The constraint satisfaction problem (CSP) is a well-acknowledged framework for modelling and solving computational search problems. A more expressive framework that generalizes the CSP is the quantified constraint satisfaction problem (QCSP). Problems from areas as diverse as graph coloring, game playing, database theory, and non-monotonic reasoning can be naturally formulated in these frameworks.

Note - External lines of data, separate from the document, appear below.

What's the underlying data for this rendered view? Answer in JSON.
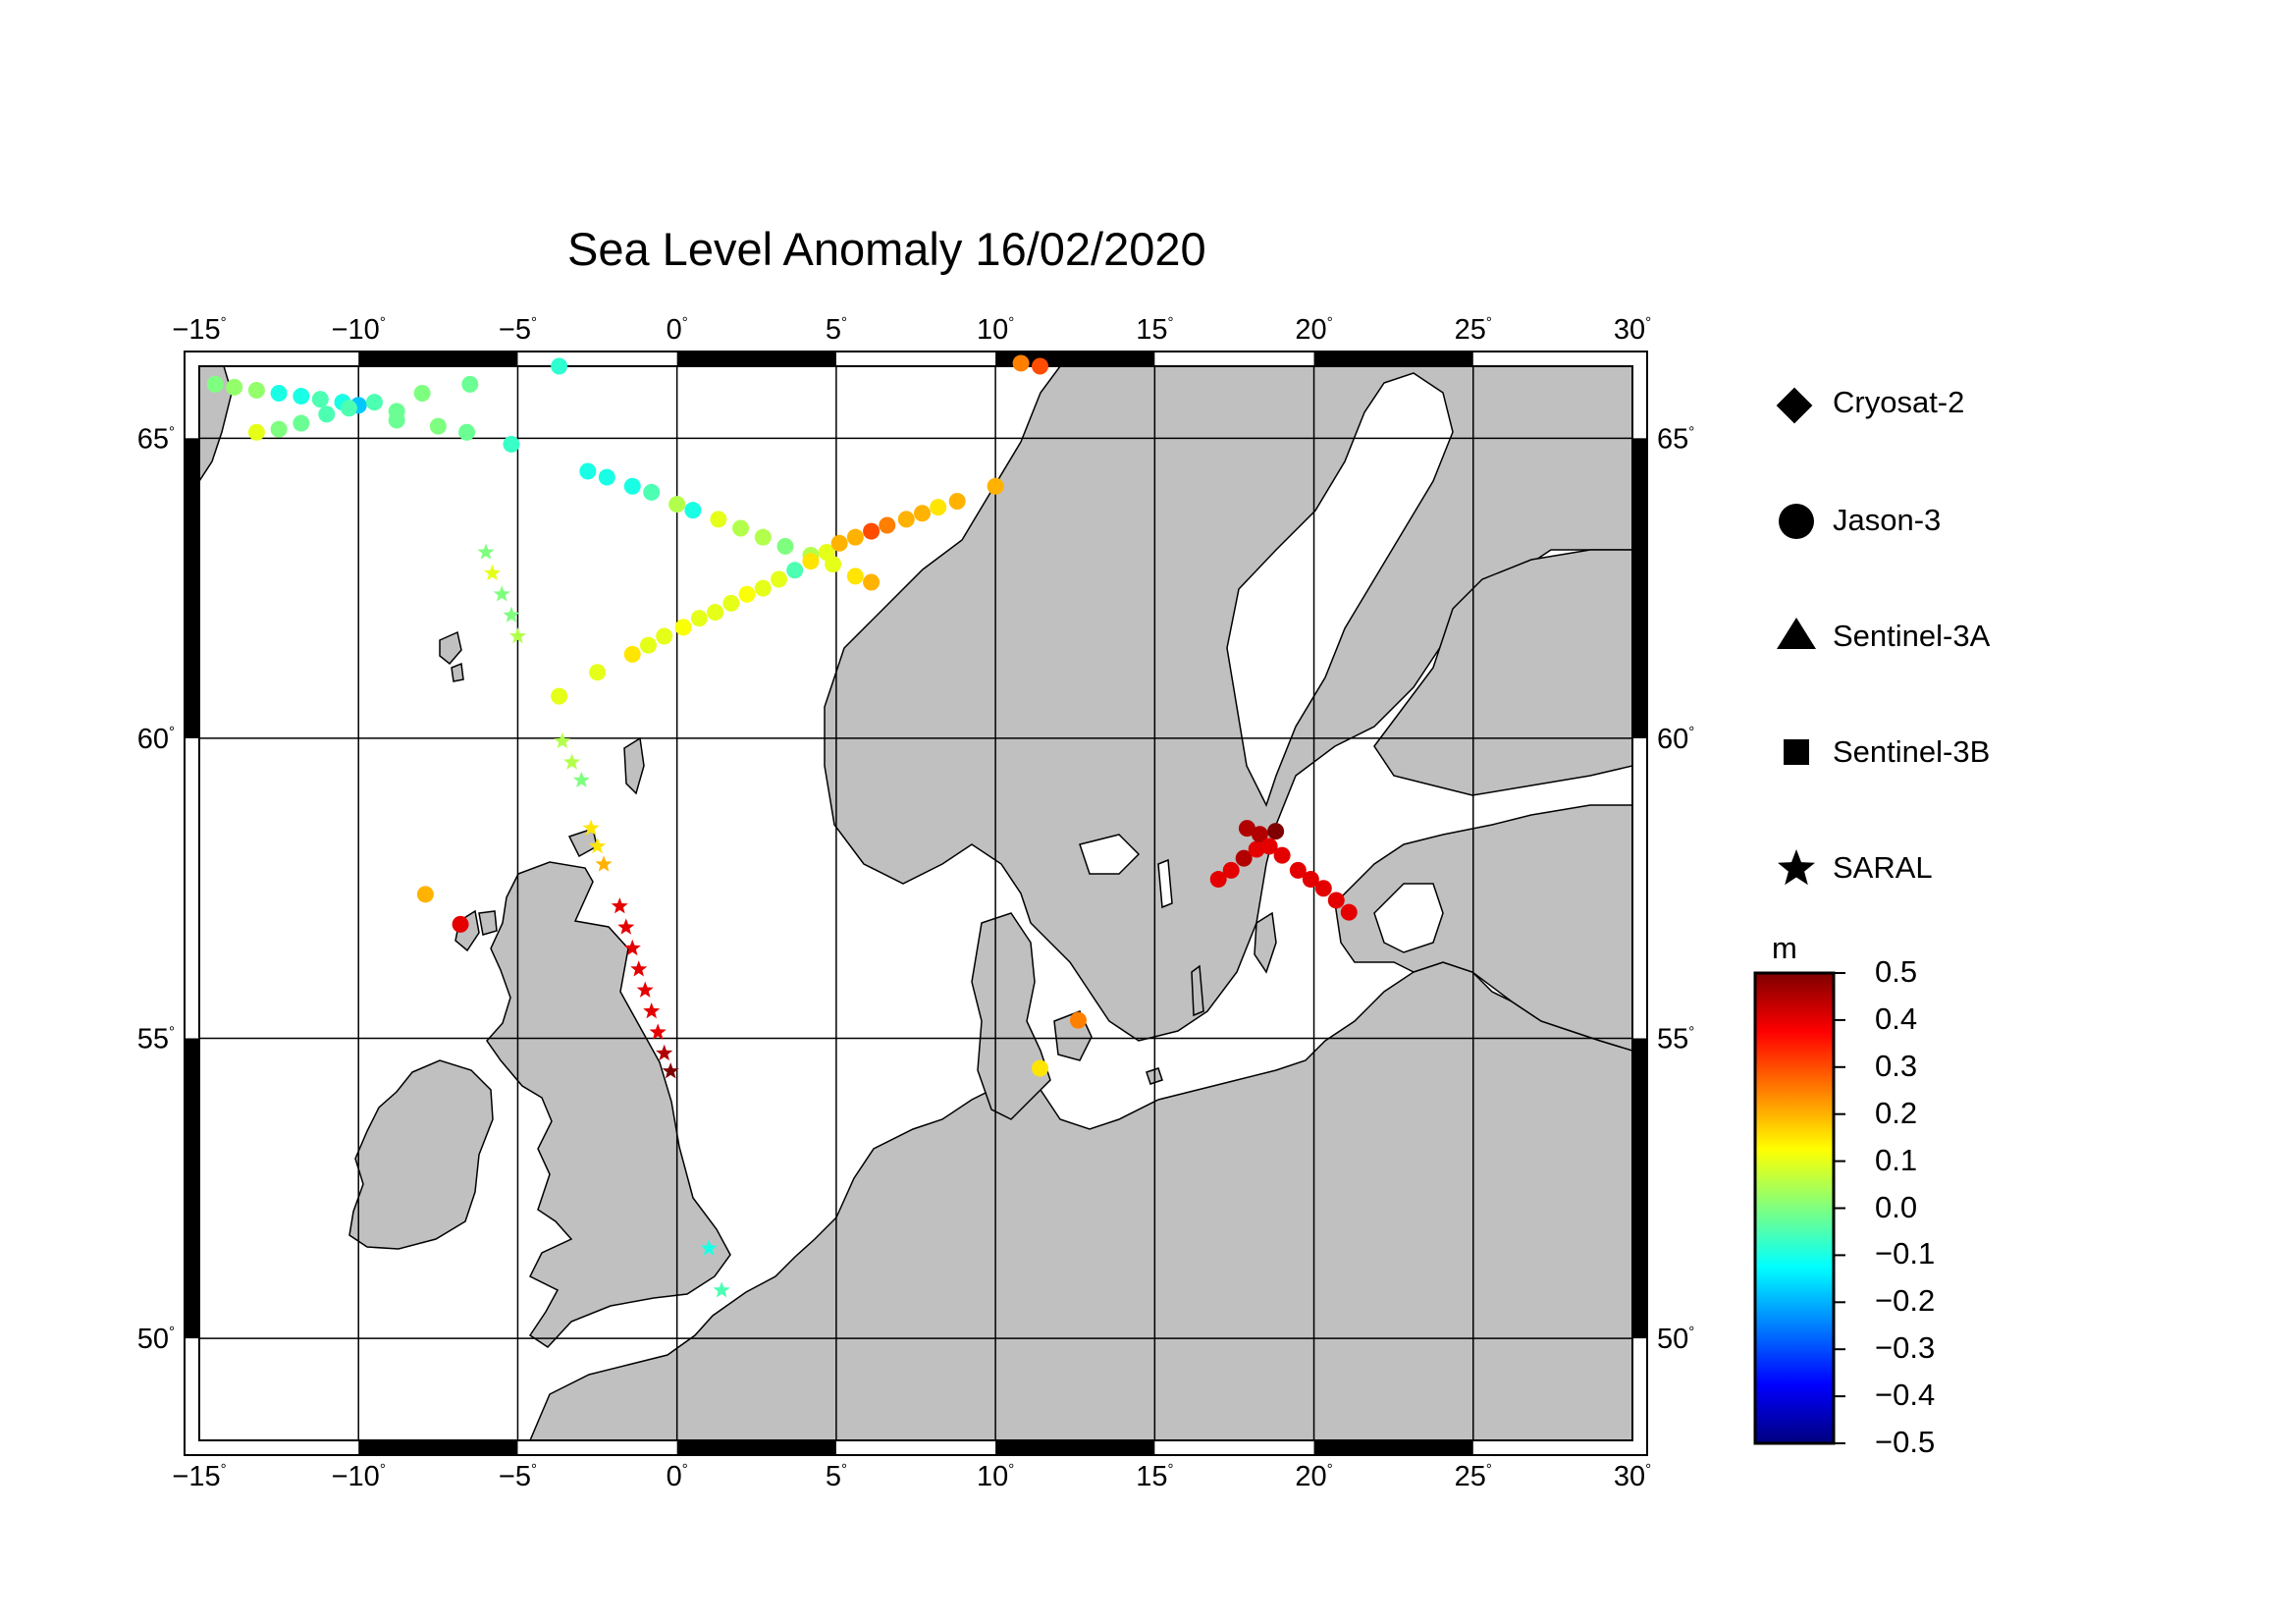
{
  "title": "Sea Level Anomaly 16/02/2020",
  "map": {
    "lon_range": [
      -15,
      30
    ],
    "lat_range": [
      48.3,
      66.2
    ],
    "lon_ticks": [
      "-15",
      "-10",
      "-5",
      "0",
      "5",
      "10",
      "15",
      "20",
      "25",
      "30"
    ],
    "lat_ticks": [
      "50",
      "55",
      "60",
      "65"
    ],
    "land_color": "#c0c0c0",
    "sea_color": "#ffffff"
  },
  "legend": {
    "items": [
      {
        "label": "Cryosat-2",
        "marker": "diamond"
      },
      {
        "label": "Jason-3",
        "marker": "circle"
      },
      {
        "label": "Sentinel-3A",
        "marker": "triangle"
      },
      {
        "label": "Sentinel-3B",
        "marker": "square"
      },
      {
        "label": "SARAL",
        "marker": "star"
      }
    ]
  },
  "colorbar": {
    "unit": "m",
    "min": -0.5,
    "max": 0.5,
    "labels": [
      "0.5",
      "0.4",
      "0.3",
      "0.2",
      "0.1",
      "0.0",
      "-0.1",
      "-0.2",
      "-0.3",
      "-0.4",
      "-0.5"
    ],
    "colors": [
      "#00007f",
      "#0000ff",
      "#007fff",
      "#00ffff",
      "#7fff7f",
      "#ffff00",
      "#ff7f00",
      "#ff0000",
      "#7f0000"
    ]
  },
  "chart_data": {
    "type": "scatter",
    "title": "Sea Level Anomaly 16/02/2020",
    "x_units": "degrees longitude",
    "y_units": "degrees latitude",
    "value_units": "m",
    "series": [
      {
        "name": "Jason-3",
        "marker": "circle",
        "points": [
          [
            -14.5,
            65.9,
            0.0
          ],
          [
            -13.9,
            65.85,
            0.02
          ],
          [
            -13.2,
            65.8,
            0.02
          ],
          [
            -12.5,
            65.75,
            -0.1
          ],
          [
            -11.8,
            65.7,
            -0.1
          ],
          [
            -11.2,
            65.65,
            -0.05
          ],
          [
            -10.5,
            65.6,
            -0.1
          ],
          [
            -10.0,
            65.55,
            -0.18
          ],
          [
            -9.5,
            65.6,
            -0.05
          ],
          [
            -8.8,
            65.45,
            -0.02
          ],
          [
            -8.0,
            65.75,
            0.0
          ],
          [
            -6.5,
            65.9,
            -0.02
          ],
          [
            -13.2,
            65.1,
            0.1
          ],
          [
            -12.5,
            65.15,
            0.0
          ],
          [
            -11.8,
            65.25,
            -0.02
          ],
          [
            -11.0,
            65.4,
            -0.05
          ],
          [
            -10.3,
            65.5,
            -0.05
          ],
          [
            -8.8,
            65.3,
            -0.02
          ],
          [
            -7.5,
            65.2,
            0.0
          ],
          [
            -6.6,
            65.1,
            -0.02
          ],
          [
            -5.2,
            64.9,
            -0.07
          ],
          [
            -3.7,
            66.2,
            -0.08
          ],
          [
            -2.8,
            64.45,
            -0.1
          ],
          [
            -2.2,
            64.35,
            -0.1
          ],
          [
            -1.4,
            64.2,
            -0.1
          ],
          [
            -0.8,
            64.1,
            -0.05
          ],
          [
            0.0,
            63.9,
            0.05
          ],
          [
            0.5,
            63.8,
            -0.1
          ],
          [
            1.3,
            63.65,
            0.1
          ],
          [
            2.0,
            63.5,
            0.05
          ],
          [
            2.7,
            63.35,
            0.05
          ],
          [
            3.4,
            63.2,
            0.0
          ],
          [
            4.2,
            63.05,
            0.05
          ],
          [
            4.9,
            62.9,
            0.1
          ],
          [
            5.6,
            62.7,
            0.15
          ],
          [
            6.1,
            62.6,
            0.2
          ],
          [
            -3.7,
            60.7,
            0.1
          ],
          [
            -2.5,
            61.1,
            0.1
          ],
          [
            -1.4,
            61.4,
            0.15
          ],
          [
            -0.9,
            61.55,
            0.1
          ],
          [
            -0.4,
            61.7,
            0.1
          ],
          [
            0.2,
            61.85,
            0.12
          ],
          [
            0.7,
            62.0,
            0.1
          ],
          [
            1.2,
            62.1,
            0.1
          ],
          [
            1.7,
            62.25,
            0.1
          ],
          [
            2.2,
            62.4,
            0.12
          ],
          [
            2.7,
            62.5,
            0.1
          ],
          [
            3.2,
            62.65,
            0.1
          ],
          [
            3.7,
            62.8,
            -0.05
          ],
          [
            4.2,
            62.95,
            0.15
          ],
          [
            4.7,
            63.1,
            0.1
          ],
          [
            5.1,
            63.25,
            0.2
          ],
          [
            5.6,
            63.35,
            0.2
          ],
          [
            6.1,
            63.45,
            0.3
          ],
          [
            6.6,
            63.55,
            0.25
          ],
          [
            7.2,
            63.65,
            0.2
          ],
          [
            7.7,
            63.75,
            0.2
          ],
          [
            8.2,
            63.85,
            0.15
          ],
          [
            8.8,
            63.95,
            0.2
          ],
          [
            10.0,
            64.2,
            0.2
          ],
          [
            10.8,
            66.25,
            0.25
          ],
          [
            11.4,
            66.2,
            0.3
          ],
          [
            -7.9,
            57.4,
            0.2
          ],
          [
            -6.8,
            56.9,
            0.4
          ],
          [
            12.6,
            55.3,
            0.25
          ],
          [
            11.4,
            54.5,
            0.15
          ],
          [
            17.0,
            57.65,
            0.4
          ],
          [
            17.4,
            57.8,
            0.4
          ],
          [
            17.8,
            58.0,
            0.45
          ],
          [
            18.2,
            58.15,
            0.4
          ],
          [
            17.9,
            58.5,
            0.45
          ],
          [
            18.3,
            58.4,
            0.45
          ],
          [
            18.8,
            58.45,
            0.5
          ],
          [
            18.6,
            58.2,
            0.4
          ],
          [
            19.0,
            58.05,
            0.4
          ],
          [
            19.5,
            57.8,
            0.4
          ],
          [
            19.9,
            57.65,
            0.4
          ],
          [
            20.3,
            57.5,
            0.4
          ],
          [
            20.7,
            57.3,
            0.4
          ],
          [
            21.1,
            57.1,
            0.4
          ]
        ]
      },
      {
        "name": "SARAL",
        "marker": "star",
        "points": [
          [
            -6.0,
            63.1,
            0.0
          ],
          [
            -5.8,
            62.75,
            0.1
          ],
          [
            -5.5,
            62.4,
            0.0
          ],
          [
            -5.2,
            62.05,
            0.0
          ],
          [
            -5.0,
            61.7,
            0.05
          ],
          [
            -3.6,
            59.95,
            0.05
          ],
          [
            -3.3,
            59.6,
            0.05
          ],
          [
            -3.0,
            59.3,
            0.0
          ],
          [
            -2.7,
            58.5,
            0.15
          ],
          [
            -2.5,
            58.2,
            0.15
          ],
          [
            -2.3,
            57.9,
            0.2
          ],
          [
            -1.8,
            57.2,
            0.4
          ],
          [
            -1.6,
            56.85,
            0.4
          ],
          [
            -1.4,
            56.5,
            0.4
          ],
          [
            -1.2,
            56.15,
            0.4
          ],
          [
            -1.0,
            55.8,
            0.4
          ],
          [
            -0.8,
            55.45,
            0.4
          ],
          [
            -0.6,
            55.1,
            0.4
          ],
          [
            -0.4,
            54.75,
            0.45
          ],
          [
            -0.2,
            54.45,
            0.5
          ],
          [
            1.0,
            51.5,
            -0.1
          ],
          [
            1.4,
            50.8,
            -0.05
          ]
        ]
      }
    ]
  }
}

Both of these problems are, in their general formulation, computationally intractable; the CSP is NP-complete, whereas the QCSP is PSPACE-complete. This intractability has motivated the pursuit of restricted cases of these problems that are tractable. One way to restrict these problems is by prespecifying the types of constraints that may appear. This line of work has its origins in a 1978 paper of Schaefer, who achieved a complexity classification of constraints over a two-element domain, but left open the question of such a classification over domains of larger size. Over the past decade, there has been dramatic progress on this question, largely due to a link between universal algebra and CSP complexity that has been identified.
This talk demonstrates how, with this link, algebraic techniques can be used to study QCSP complexity. We develop a new methodology for proving QCSP tractability results called collapsibility, which allows us to
- unify and identify common structure among the initial QCSP tractability results, which were proved using disparate proof techniques (in different decades!), and
- derive new QCSP tractability results.
Time permitting, we will also discuss recent progress on the case of 3-element QCSP.